Was man in dem Supermarkt, in dem The Promotion zu weiten Teilen spielt, am wenigsten sieht, sind die Kunden. Die tauchen lediglich über Beschwerdebriefe auf, die sie auf dem Parkplatz vor dem Markt einwerfen. Der Kunde ist eine reichlich abstrakte Entität in diesem Film, eine, die den Mikrokosmos Supermark antreibt und die dessen Rechtfertigung darstellt, von der dieser Mikrokosmos aber am leichtesten zu abstrahieren vermag - und der Film auch. Folglich ist The Promotion kein Film über den Neoliberalismus, sondern ein Film über das Leben im Neorealismus. Der Supermarkt interessiert als Biotop, als Versuchsanordnung im sozialen Raum. Die Kunden sind mobil, sie gelangen über den Parkplatz in den Markt und verschwinden auf demselben Weg. Die Kunden werden auch für einen wie Doug (Seann William Scott, immer brav gekämmt und oft nervös lächelnd) nie zum Problem. Dafür aber alle anderen.
Die schwarzen Jugendlichen (Gangmitglieder wäre etwas hoch gegriffen, es fliegen schließlich lediglich Kakaoflaschen) lauern auf dem Supermarktparkplatz und lassen sich von Doug nicht vertreiben. Die schwulen, banjospielenden Nachbarn lauern im Appartment nebenan. Ein dunkeläutiger Schnauzbartträger starrt durchs Wohnzimmerfenster auf Doug und seine Frau (Jenna Fischer, die hier mehr oder weniger ihre Rolle als durch und durch lauwarmes Objekt der Begierde aus The Office weiterführt). Diese Frau wiederum könnte, wenn es Doug die angestrebte Beförderung nicht erreicht, bald mehr verdienen als er selbst. Die Kassierer, die er zu beaufsichtigen hat, haben ebenfalls dunkle Hautbarben und an ihrem Arbeitsplatz haben sie eindeutig mehr kulturelles Kapital als Doug. Doug fährt mit öffentlichen Verkehrsmitteln zur Arbeit. Auch hier gibt der weiße Heteromann nicht mehr den Ton an, eigentlich müsste er Auto fahren, doch als er einmal in ein Auto einsteigt, gehört das seinem kanadischen Kollegen und Kontrahenten Richard (wieder einmal großartig: John C. Reilly als White-Collar-Aspirant wider Willen). Und der hat es noch viel schwerer als Doug. Prekäres Mittelklasseleben und ethnische Spannungen als awkward comedy.
Für einen wie Doug müssen die Transformationen des Amerikas der Gegenwart wie ein langsames aber nicht mehr aufzuhaltendes fade to black erscheinen. Und Doug weiß, dass er kein early adapter ist. Der einzige Ausweg ist der gesellschaftliche und ökonomische Aufstieg. Ein eigenes Haus würde räumliche Distanz schaffen. Das Board of Directors der Supermarktkette ist und bleibt auch noch bis auf weiteres weiß. Ein Refugium für einen, der das offene Visier scheut eher denn ein Karriereziel für das Subjekt des Neorealismus, das Doug natürlich trotzdem irgendwie ist. Toll, wie der Film es schafft, Doug in seinem Bestreben weder zu affirmieren, noch zu diskreditieren. Der macht einfach nur das, was ein Mann mit seiner Hautfarbe und seiner Frisur in seiner Situation zu tun hat.
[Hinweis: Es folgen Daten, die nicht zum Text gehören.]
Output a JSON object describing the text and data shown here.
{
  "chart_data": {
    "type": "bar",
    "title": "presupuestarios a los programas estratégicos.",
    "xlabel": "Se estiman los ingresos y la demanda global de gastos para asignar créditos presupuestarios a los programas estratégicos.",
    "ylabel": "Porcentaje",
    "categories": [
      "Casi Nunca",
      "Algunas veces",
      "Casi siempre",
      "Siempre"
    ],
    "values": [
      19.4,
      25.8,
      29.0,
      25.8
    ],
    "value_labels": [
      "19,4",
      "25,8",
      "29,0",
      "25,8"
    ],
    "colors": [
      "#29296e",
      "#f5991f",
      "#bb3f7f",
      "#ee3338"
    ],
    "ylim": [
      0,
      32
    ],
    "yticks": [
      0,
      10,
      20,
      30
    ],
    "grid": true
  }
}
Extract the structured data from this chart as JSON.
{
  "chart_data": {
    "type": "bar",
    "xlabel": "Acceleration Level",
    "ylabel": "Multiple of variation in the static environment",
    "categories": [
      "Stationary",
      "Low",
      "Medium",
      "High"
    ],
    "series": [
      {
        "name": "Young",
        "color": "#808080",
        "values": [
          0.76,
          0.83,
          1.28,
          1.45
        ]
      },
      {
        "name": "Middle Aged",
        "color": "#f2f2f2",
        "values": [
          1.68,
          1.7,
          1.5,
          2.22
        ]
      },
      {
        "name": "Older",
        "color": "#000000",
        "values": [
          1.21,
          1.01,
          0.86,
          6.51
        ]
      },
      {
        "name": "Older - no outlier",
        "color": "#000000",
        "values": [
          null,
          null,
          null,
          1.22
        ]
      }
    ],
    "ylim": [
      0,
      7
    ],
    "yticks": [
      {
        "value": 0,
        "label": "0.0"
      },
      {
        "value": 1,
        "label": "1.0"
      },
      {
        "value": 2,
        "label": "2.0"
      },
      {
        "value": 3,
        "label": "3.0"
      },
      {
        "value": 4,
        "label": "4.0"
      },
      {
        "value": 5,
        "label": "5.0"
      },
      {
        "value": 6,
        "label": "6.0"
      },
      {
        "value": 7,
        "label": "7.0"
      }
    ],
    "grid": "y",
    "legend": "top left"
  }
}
Ich kann mich nicht an viele Filme der jüngeren Vergangenheit erinnern, die sich auf so interessante Art und Weise wie The Promotion - nominell nur eine unter vielen Komödien irgendwo zwischen Indie und Mainstream - auf die vor allem multiethnischen Realitäten Amerikas eingelassen hätte. In einer großartigen Szene hält Doug eine Rede in einem afroamerikanisch geprägten Community Center, die zu einer komplexen Verhandlung soziokultureller Selbstverständnisse wird. Seine genau klakulierten Scherze funktionieren zwar nicht wirklich, sie zeigen aber genau so viel guten Willen, wie nötig ist, um das angespannte Verhältnis zwischen Community und Supermarkt (nicht: zwischen Supermarkt und Kundschaft) ein wenig zu entspannen. Dann allerdings kommt Richard und erzählt etwas von einem "black appel"... So lange der US-Komödie Szenen wie diese im Community Center gelingen, wird sie die relevanteste Spielart des nordamerikanischen Kinos bleiben.